Kabinett beschließt Haushalt 2009: Minister mit Glück
Gute Lage dank Konjunktur und höhere Staatseinnahmen: Alle Kollegen sind zufrieden mit dem Haushalt 2009, den Finanzminister Steinbrück penibel geschnürt hat.
BERLIN taz Peer Steinbrück hat eine historische Aufgabe. Der Bundesfinanzminister von der SPD bekämpft ein Trauma, unter dem die deutsche Sozialdemokratie seit 40 Jahren leidet. Es ist das Stigma, nicht mit Geld umgehen zu können.

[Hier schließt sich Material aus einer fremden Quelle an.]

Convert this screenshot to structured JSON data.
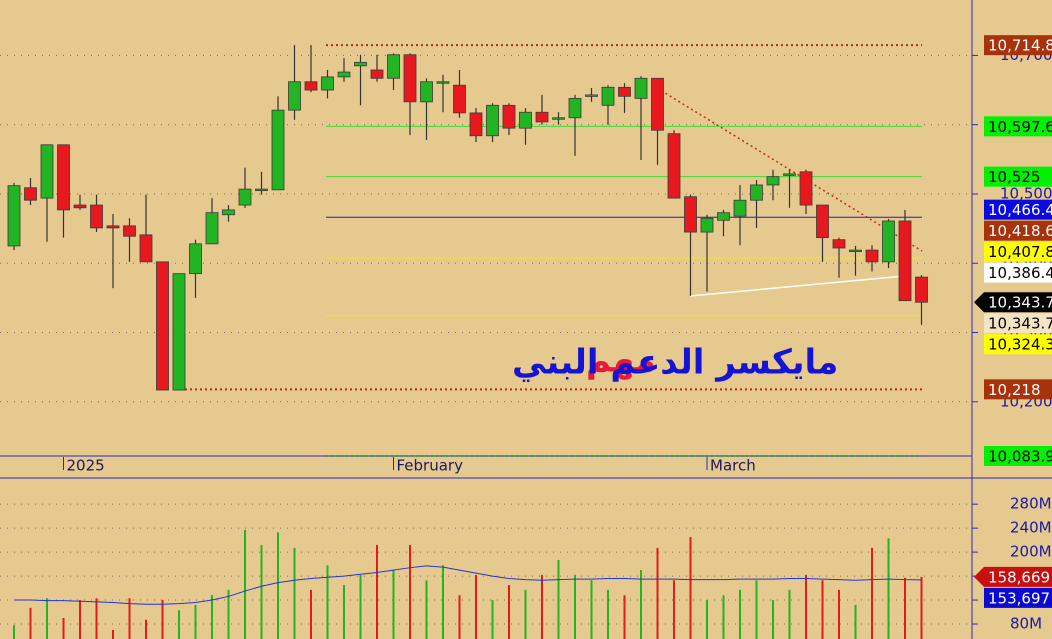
{
  "chart_data": [
    {
      "type": "candlestick",
      "categories": [
        null,
        null,
        null,
        "2025",
        null,
        null,
        null,
        null,
        null,
        null,
        null,
        null,
        null,
        null,
        null,
        null,
        null,
        null,
        null,
        null,
        null,
        null,
        null,
        "February",
        null,
        null,
        null,
        null,
        null,
        null,
        null,
        null,
        null,
        null,
        null,
        null,
        null,
        null,
        null,
        null,
        null,
        null,
        "March",
        null,
        null,
        null,
        null,
        null,
        null,
        null,
        null,
        null,
        null,
        null,
        null,
        null
      ],
      "open": [
        10425,
        10509,
        10494,
        10571,
        10484,
        10484,
        10454,
        10454,
        10441,
        10402,
        10217,
        10385,
        10428,
        10470,
        10484,
        10507,
        10506,
        10621,
        10662,
        10650,
        10669,
        10685,
        10679,
        10667,
        10701,
        10633,
        10662,
        10657,
        10617,
        10584,
        10628,
        10595,
        10618,
        10610,
        10610,
        10643,
        10628,
        10654,
        10638,
        10667,
        10587,
        10496,
        10445,
        10462,
        10468,
        10491,
        10513,
        10529,
        10532,
        10484,
        10434,
        10419,
        10419,
        10402,
        10461,
        10380
      ],
      "high": [
        10516,
        10523,
        10571,
        10571,
        10499,
        10499,
        10471,
        10465,
        10499,
        10402,
        10385,
        10434,
        10494,
        10484,
        10538,
        10532,
        10641,
        10715,
        10715,
        10679,
        10696,
        10701,
        10701,
        10703,
        10703,
        10667,
        10672,
        10679,
        10624,
        10631,
        10631,
        10624,
        10643,
        10618,
        10643,
        10653,
        10657,
        10660,
        10670,
        10667,
        10592,
        10499,
        10470,
        10477,
        10513,
        10520,
        10535,
        10535,
        10535,
        10484,
        10437,
        10425,
        10426,
        10464,
        10477,
        10383
      ],
      "low": [
        10419,
        10484,
        10431,
        10437,
        10477,
        10445,
        10364,
        10402,
        10402,
        10217,
        10217,
        10350,
        10428,
        10460,
        10480,
        10499,
        10506,
        10607,
        10647,
        10638,
        10662,
        10628,
        10662,
        10650,
        10585,
        10578,
        10618,
        10610,
        10575,
        10575,
        10585,
        10571,
        10600,
        10600,
        10555,
        10633,
        10600,
        10617,
        10549,
        10542,
        10494,
        10353,
        10359,
        10439,
        10426,
        10451,
        10491,
        10480,
        10471,
        10402,
        10379,
        10382,
        10388,
        10393,
        10346,
        10311
      ],
      "close": [
        10512,
        10491,
        10571,
        10477,
        10480,
        10451,
        10451,
        10439,
        10402,
        10217,
        10385,
        10428,
        10473,
        10477,
        10507,
        10507,
        10621,
        10662,
        10650,
        10669,
        10676,
        10690,
        10667,
        10701,
        10633,
        10662,
        10662,
        10617,
        10584,
        10628,
        10595,
        10618,
        10604,
        10610,
        10638,
        10643,
        10654,
        10641,
        10667,
        10592,
        10494,
        10445,
        10465,
        10473,
        10491,
        10513,
        10525,
        10529,
        10484,
        10437,
        10422,
        10419,
        10402,
        10461,
        10346,
        10343.7
      ],
      "up_color": "#22b422",
      "down_color": "#e8191e",
      "ylim": [
        10090,
        10780
      ],
      "yticks": [
        {
          "value": 10200,
          "label": "10,200"
        },
        {
          "value": 10300,
          "label": "10,300"
        },
        {
          "value": 10400,
          "label": "10,400"
        },
        {
          "value": 10500,
          "label": "10,500"
        },
        {
          "value": 10600,
          "label": "10,600"
        },
        {
          "value": 10700,
          "label": "10,700"
        }
      ],
      "grid": true,
      "levels": [
        {
          "value": 10714.8,
          "label": "10,714.8",
          "color": "#a8320c",
          "text_color": "#ffffff",
          "line": "dotted",
          "line_color": "#b03010"
        },
        {
          "value": 10597.6,
          "label": "10,597.6",
          "color": "#00f000",
          "text_color": "#000000",
          "line": "solid",
          "line_color": "#3cdc3c"
        },
        {
          "value": 10525,
          "label": "10,525",
          "color": "#00f000",
          "text_color": "#000000",
          "line": "solid",
          "line_color": "#3cdc3c"
        },
        {
          "value": 10466.4,
          "label": "10,466.4",
          "color": "#0a0ae0",
          "text_color": "#ffffff",
          "line": "solid",
          "line_color": "#2020c0"
        },
        {
          "value": 10418.6,
          "label": "10,418.6",
          "color": "#a8320c",
          "text_color": "#ffffff"
        },
        {
          "value": 10407.8,
          "label": "10,407.8",
          "color": "#ffff00",
          "text_color": "#000000",
          "line": "solid",
          "line_color": "#f0f000"
        },
        {
          "value": 10386.4,
          "label": "10,386.4",
          "color": "#ffffff",
          "text_color": "#000000"
        },
        {
          "value": 10343.7,
          "label": "10,343.7",
          "color": "#000000",
          "text_color": "#ffffff",
          "current": true
        },
        {
          "value": 10343.7,
          "label": "10,343.7",
          "color": "#f4e4c6",
          "text_color": "#000000"
        },
        {
          "value": 10324.3,
          "label": "10,324.3",
          "color": "#ffff00",
          "text_color": "#000000",
          "line": "solid",
          "line_color": "#f0f000"
        },
        {
          "value": 10218,
          "label": "10,218",
          "color": "#a8320c",
          "text_color": "#ffffff",
          "line": "dotted",
          "line_color": "#b03010"
        },
        {
          "value": 10083.9,
          "label": "10,083.9",
          "color": "#00f000",
          "text_color": "#000000",
          "line": "dotted",
          "line_color": "#2cb02c"
        }
      ],
      "annotations": [
        {
          "text": "مهم",
          "color": "#e8193c"
        },
        {
          "text": "مايكسر الدعم البني",
          "color": "#1414d2"
        }
      ]
    },
    {
      "type": "volume",
      "values": [
        78,
        107,
        123,
        90,
        120,
        123,
        70,
        123,
        87,
        120,
        103,
        112,
        128,
        137,
        237,
        212,
        233,
        207,
        137,
        178,
        145,
        162,
        212,
        170,
        212,
        153,
        178,
        128,
        162,
        120,
        145,
        137,
        162,
        187,
        162,
        153,
        137,
        128,
        170,
        207,
        153,
        225,
        120,
        128,
        137,
        153,
        120,
        137,
        162,
        153,
        137,
        112,
        207,
        223,
        157,
        158.669
      ],
      "average": [
        120,
        120,
        119,
        119,
        118,
        117,
        116,
        114,
        113,
        113,
        114,
        116,
        120,
        126,
        135,
        143,
        149,
        153,
        156,
        158,
        160,
        163,
        166,
        170,
        174,
        177,
        175,
        170,
        165,
        160,
        156,
        154,
        153,
        154,
        155,
        155,
        156,
        156,
        155,
        155,
        155,
        154,
        154,
        154,
        155,
        155,
        155,
        156,
        156,
        155,
        154,
        153,
        154,
        155,
        154,
        153.697
      ],
      "average_color": "#2535d0",
      "ylim": [
        55,
        322
      ],
      "yticks": [
        {
          "value": 80,
          "label": "80M"
        },
        {
          "value": 120,
          "label": "120M"
        },
        {
          "value": 160,
          "label": "160M"
        },
        {
          "value": 200,
          "label": "200M"
        },
        {
          "value": 240,
          "label": "240M"
        },
        {
          "value": 280,
          "label": "280M"
        }
      ],
      "grid": true,
      "levels": [
        {
          "value": 158.669,
          "label": "158,669",
          "color": "#c81010",
          "text_color": "#ffffff",
          "current": true
        },
        {
          "value": 153.697,
          "label": "153,697",
          "color": "#0a0ad0",
          "text_color": "#ffffff"
        }
      ]
    }
  ]
}
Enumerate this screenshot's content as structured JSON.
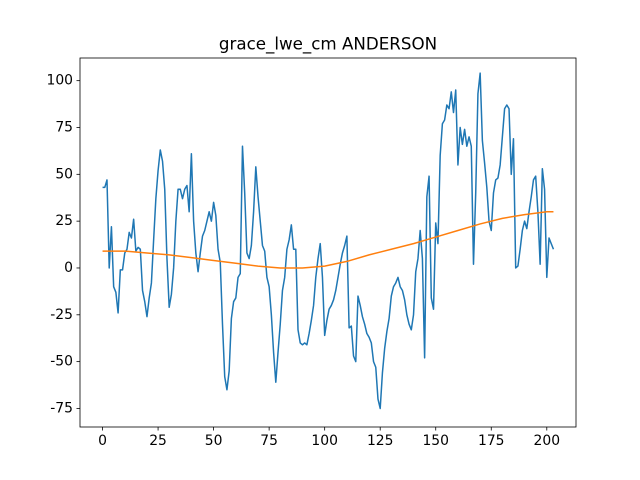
{
  "chart_data": {
    "type": "line",
    "title": "grace_lwe_cm ANDERSON",
    "xlim": [
      -10.15,
      213.15
    ],
    "ylim": [
      -84.9,
      112.1
    ],
    "xticks": [
      0,
      25,
      50,
      75,
      100,
      125,
      150,
      175,
      200
    ],
    "yticks": [
      -75,
      -50,
      -25,
      0,
      25,
      50,
      75,
      100
    ],
    "grid": false,
    "series": [
      {
        "color": "#1f77b4",
        "x": [
          0,
          1,
          2,
          3,
          4,
          5,
          6,
          7,
          8,
          9,
          10,
          11,
          12,
          13,
          14,
          15,
          16,
          17,
          18,
          19,
          20,
          21,
          22,
          23,
          24,
          25,
          26,
          27,
          28,
          29,
          30,
          31,
          32,
          33,
          34,
          35,
          36,
          37,
          38,
          39,
          40,
          41,
          42,
          43,
          44,
          45,
          46,
          47,
          48,
          49,
          50,
          51,
          52,
          53,
          54,
          55,
          56,
          57,
          58,
          59,
          60,
          61,
          62,
          63,
          64,
          65,
          66,
          67,
          68,
          69,
          70,
          71,
          72,
          73,
          74,
          75,
          76,
          77,
          78,
          79,
          80,
          81,
          82,
          83,
          84,
          85,
          86,
          87,
          88,
          89,
          90,
          91,
          92,
          93,
          94,
          95,
          96,
          97,
          98,
          99,
          100,
          101,
          102,
          103,
          104,
          105,
          106,
          107,
          108,
          109,
          110,
          111,
          112,
          113,
          114,
          115,
          116,
          117,
          118,
          119,
          120,
          121,
          122,
          123,
          124,
          125,
          126,
          127,
          128,
          129,
          130,
          131,
          132,
          133,
          134,
          135,
          136,
          137,
          138,
          139,
          140,
          141,
          142,
          143,
          144,
          145,
          146,
          147,
          148,
          149,
          150,
          151,
          152,
          153,
          154,
          155,
          156,
          157,
          158,
          159,
          160,
          161,
          162,
          163,
          164,
          165,
          166,
          167,
          168,
          169,
          170,
          171,
          172,
          173,
          174,
          175,
          176,
          177,
          178,
          179,
          180,
          181,
          182,
          183,
          184,
          185,
          186,
          187,
          188,
          189,
          190,
          191,
          192,
          193,
          194,
          195,
          196,
          197,
          198,
          199,
          200,
          201,
          202,
          203
        ],
        "values": [
          43,
          43,
          47,
          0,
          22,
          -10,
          -13,
          -24,
          -1,
          -1,
          8,
          10,
          19,
          16,
          26,
          9,
          11,
          10,
          -12,
          -18,
          -26,
          -16,
          -8,
          15,
          37,
          52,
          63,
          57,
          42,
          5,
          -21,
          -14,
          0,
          25,
          42,
          42,
          37,
          42,
          44,
          30,
          61,
          25,
          8,
          -2,
          8,
          17,
          20,
          25,
          30,
          25,
          35,
          28,
          10,
          3,
          -30,
          -58,
          -65,
          -55,
          -27,
          -18,
          -16,
          -5,
          -3,
          65,
          40,
          8,
          5,
          12,
          30,
          54,
          38,
          25,
          12,
          9,
          -5,
          -10,
          -25,
          -45,
          -61,
          -45,
          -30,
          -12,
          -5,
          10,
          15,
          23,
          10,
          10,
          -33,
          -40,
          -41,
          -40,
          -41,
          -35,
          -28,
          -20,
          -5,
          5,
          13,
          -5,
          -36,
          -28,
          -22,
          -20,
          -17,
          -12,
          -5,
          2,
          8,
          12,
          17,
          -32,
          -31,
          -47,
          -50,
          -15,
          -20,
          -26,
          -30,
          -35,
          -37,
          -40,
          -50,
          -53,
          -70,
          -75,
          -56,
          -43,
          -34,
          -27,
          -15,
          -10,
          -8,
          -5,
          -10,
          -12,
          -17,
          -25,
          -30,
          -33,
          -25,
          -2,
          5,
          20,
          5,
          -48,
          38,
          49,
          -16,
          -22,
          24,
          13,
          60,
          77,
          79,
          87,
          85,
          94,
          83,
          95,
          55,
          75,
          66,
          74,
          65,
          70,
          65,
          2,
          40,
          93,
          104,
          68,
          56,
          43,
          25,
          20,
          40,
          47,
          48,
          55,
          70,
          85,
          87,
          85,
          50,
          69,
          0,
          1,
          10,
          20,
          25,
          21,
          30,
          38,
          47,
          49,
          30,
          2,
          53,
          42,
          -5,
          16,
          13,
          10
        ]
      },
      {
        "color": "#ff7f0e",
        "x": [
          0,
          10,
          20,
          30,
          40,
          50,
          60,
          70,
          80,
          90,
          100,
          110,
          120,
          130,
          140,
          150,
          160,
          170,
          180,
          190,
          200,
          203
        ],
        "values": [
          9,
          9,
          8,
          7,
          5.5,
          4,
          2.5,
          1,
          0,
          0,
          1,
          3.5,
          7,
          10,
          13,
          16.5,
          20,
          23.5,
          26.5,
          28.5,
          30,
          30
        ]
      }
    ]
  }
}
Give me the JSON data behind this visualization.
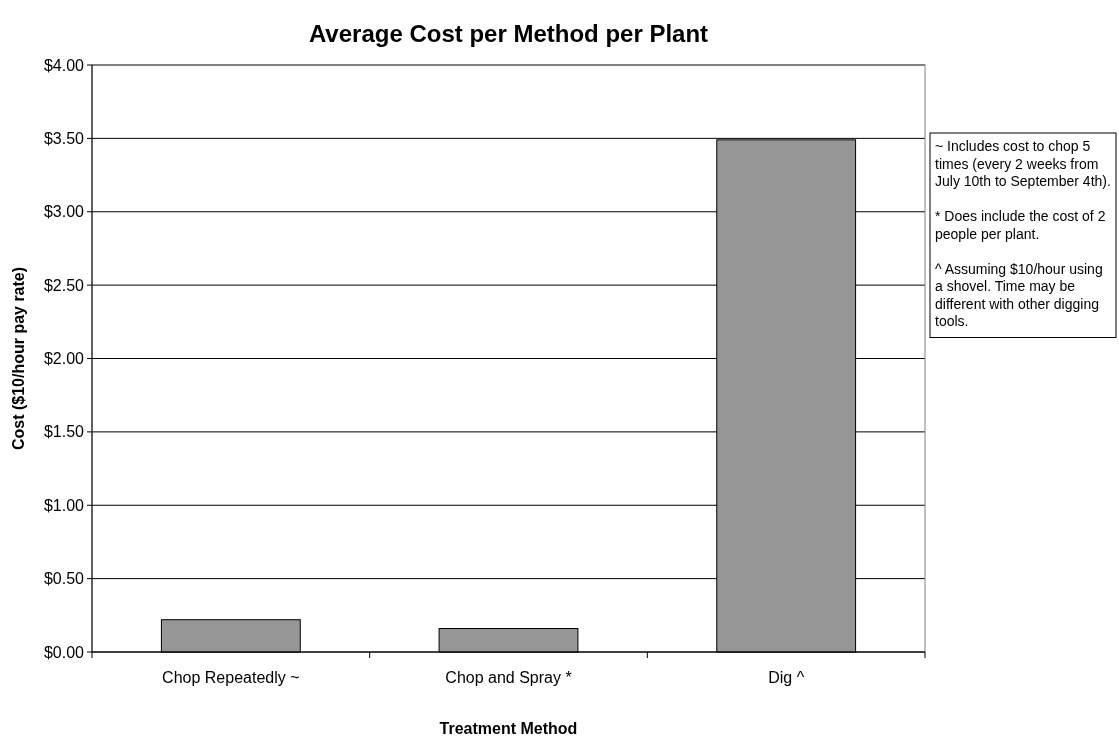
{
  "chart_data": {
    "type": "bar",
    "title": "Average Cost per Method per Plant",
    "xlabel": "Treatment Method",
    "ylabel": "Cost ($10/hour pay rate)",
    "categories": [
      "Chop Repeatedly ~",
      "Chop and Spray *",
      "Dig ^"
    ],
    "values": [
      0.22,
      0.16,
      3.49
    ],
    "color": "#969696",
    "ylim": [
      0,
      4
    ],
    "yticks": [
      {
        "value": 0,
        "label": "$0.00"
      },
      {
        "value": 0.5,
        "label": "$0.50"
      },
      {
        "value": 1,
        "label": "$1.00"
      },
      {
        "value": 1.5,
        "label": "$1.50"
      },
      {
        "value": 2,
        "label": "$2.00"
      },
      {
        "value": 2.5,
        "label": "$2.50"
      },
      {
        "value": 3,
        "label": "$3.00"
      },
      {
        "value": 3.5,
        "label": "$3.50"
      },
      {
        "value": 4,
        "label": "$4.00"
      }
    ],
    "grid": "y",
    "annotations": [
      "~ Includes cost to chop 5 times (every 2 weeks from July 10th to September 4th).",
      "* Does include the cost of 2 people per plant.",
      "^ Assuming $10/hour using a shovel. Time may be different with other digging tools."
    ]
  }
}
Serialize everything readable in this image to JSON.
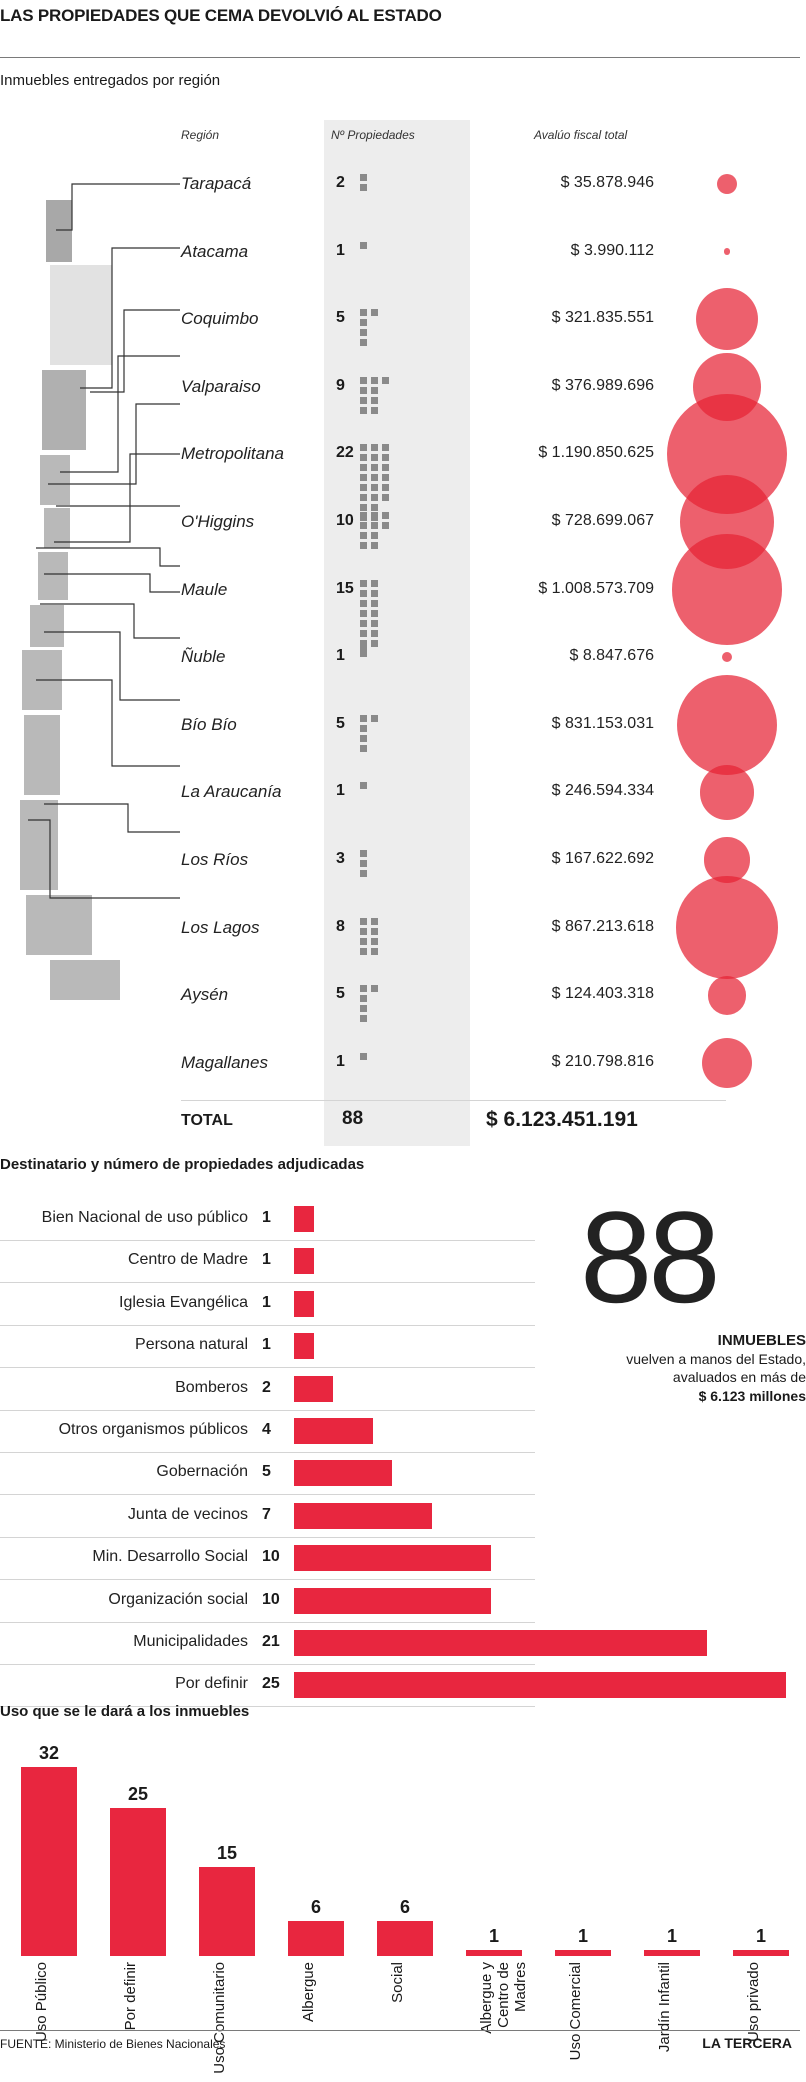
{
  "header": {
    "title": "LAS PROPIEDADES QUE CEMA DEVOLVIÓ AL ESTADO"
  },
  "section1": {
    "title": "Inmuebles entregados por región",
    "col_region": "Región",
    "col_count": "Nº Propiedades",
    "col_value": "Avalúo fiscal total",
    "total_label": "TOTAL",
    "total_count": "88",
    "total_value": "$ 6.123.451.191"
  },
  "section2": {
    "title": "Destinatario y número de propiedades adjudicadas",
    "big_number": "88",
    "info_line1": "INMUEBLES",
    "info_line2": "vuelven a manos del Estado,",
    "info_line3": "avaluados en más de",
    "info_line4": "$ 6.123 millones"
  },
  "section3": {
    "title": "Uso que se le dará a los inmuebles"
  },
  "footer": {
    "source": "FUENTE: Ministerio de Bienes Nacionales",
    "brand": "LA TERCERA"
  },
  "colors": {
    "accent": "#e8263f",
    "bubble": "#e62334",
    "square": "#8a8a8a"
  },
  "chart_data": [
    {
      "type": "table",
      "title": "Inmuebles entregados por región",
      "columns": [
        "Región",
        "Nº Propiedades",
        "Avalúo fiscal total"
      ],
      "rows": [
        {
          "region": "Tarapacá",
          "count": 2,
          "count_label": "2",
          "value": 35878946,
          "value_label": "$ 35.878.946"
        },
        {
          "region": "Atacama",
          "count": 1,
          "count_label": "1",
          "value": 3990112,
          "value_label": "$ 3.990.112"
        },
        {
          "region": "Coquimbo",
          "count": 5,
          "count_label": "5",
          "value": 321835551,
          "value_label": "$ 321.835.551"
        },
        {
          "region": "Valparaiso",
          "count": 9,
          "count_label": "9",
          "value": 376989696,
          "value_label": "$ 376.989.696"
        },
        {
          "region": "Metropolitana",
          "count": 22,
          "count_label": "22",
          "value": 1190850625,
          "value_label": "$ 1.190.850.625"
        },
        {
          "region": "O'Higgins",
          "count": 10,
          "count_label": "10",
          "value": 728699067,
          "value_label": "$ 728.699.067"
        },
        {
          "region": "Maule",
          "count": 15,
          "count_label": "15",
          "value": 1008573709,
          "value_label": "$ 1.008.573.709"
        },
        {
          "region": "Ñuble",
          "count": 1,
          "count_label": "1",
          "value": 8847676,
          "value_label": "$ 8.847.676"
        },
        {
          "region": "Bío Bío",
          "count": 5,
          "count_label": "5",
          "value": 831153031,
          "value_label": "$ 831.153.031"
        },
        {
          "region": "La Araucanía",
          "count": 1,
          "count_label": "1",
          "value": 246594334,
          "value_label": "$ 246.594.334"
        },
        {
          "region": "Los Ríos",
          "count": 3,
          "count_label": "3",
          "value": 167622692,
          "value_label": "$ 167.622.692"
        },
        {
          "region": "Los Lagos",
          "count": 8,
          "count_label": "8",
          "value": 867213618,
          "value_label": "$ 867.213.618"
        },
        {
          "region": "Aysén",
          "count": 5,
          "count_label": "5",
          "value": 124403318,
          "value_label": "$ 124.403.318"
        },
        {
          "region": "Magallanes",
          "count": 1,
          "count_label": "1",
          "value": 210798816,
          "value_label": "$ 210.798.816"
        }
      ]
    },
    {
      "type": "bar",
      "orientation": "horizontal",
      "title": "Destinatario y número de propiedades adjudicadas",
      "categories": [
        "Bien Nacional de uso público",
        "Centro de Madre",
        "Iglesia Evangélica",
        "Persona natural",
        "Bomberos",
        "Otros organismos públicos",
        "Gobernación",
        "Junta de vecinos",
        "Min. Desarrollo Social",
        "Organización social",
        "Municipalidades",
        "Por definir"
      ],
      "values": [
        1,
        1,
        1,
        1,
        2,
        4,
        5,
        7,
        10,
        10,
        21,
        25
      ],
      "value_labels": [
        "1",
        "1",
        "1",
        "1",
        "2",
        "4",
        "5",
        "7",
        "10",
        "10",
        "21",
        "25"
      ],
      "xlim": [
        0,
        25
      ]
    },
    {
      "type": "bar",
      "orientation": "vertical",
      "title": "Uso que se le dará a los inmuebles",
      "categories": [
        "Uso Público",
        "Por definir",
        "Uso Comunitario",
        "Albergue",
        "Social",
        "Albergue y Centro de Madres",
        "Uso Comercial",
        "Jardín Infantil",
        "Uso privado"
      ],
      "values": [
        32,
        25,
        15,
        6,
        6,
        1,
        1,
        1,
        1
      ],
      "value_labels": [
        "32",
        "25",
        "15",
        "6",
        "6",
        "1",
        "1",
        "1",
        "1"
      ],
      "ylim": [
        0,
        32
      ]
    }
  ]
}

Um die Schatten der Vergangenheit zu verdrängen, lieferte Steinbrück am Mittwoch "empirische Beweise". Nachdem das Bundeskabinett seinen Haushaltsplan für 2009 gebilligt hatte, verkündete der sozialdemokratische Finanzminister: Bis 2011 soll die Neuverschuldung im Bundeshaushalt auf null sinken - erstmals seit Ende der 1960er-Jahre.
"Wir sind erfolgreich", gab Steinbrück selbstbewusst bekannt. Der Beleg: Zu Beginn seiner Tätigkeit als Finanzminister im Jahr 2005 habe die "strukturelle Lücke" im Bundeshaushalt gut 50 Milliarden Euro betragen. Um diesen Betrag lagen die Einnahmen unter den Ausgaben. Im kommenden Jahr solle diese Lücke noch 14,8 Milliarden Euro ausmachen, bevor sie 2012 verschwinden werde, ließ Steinbrück wissen.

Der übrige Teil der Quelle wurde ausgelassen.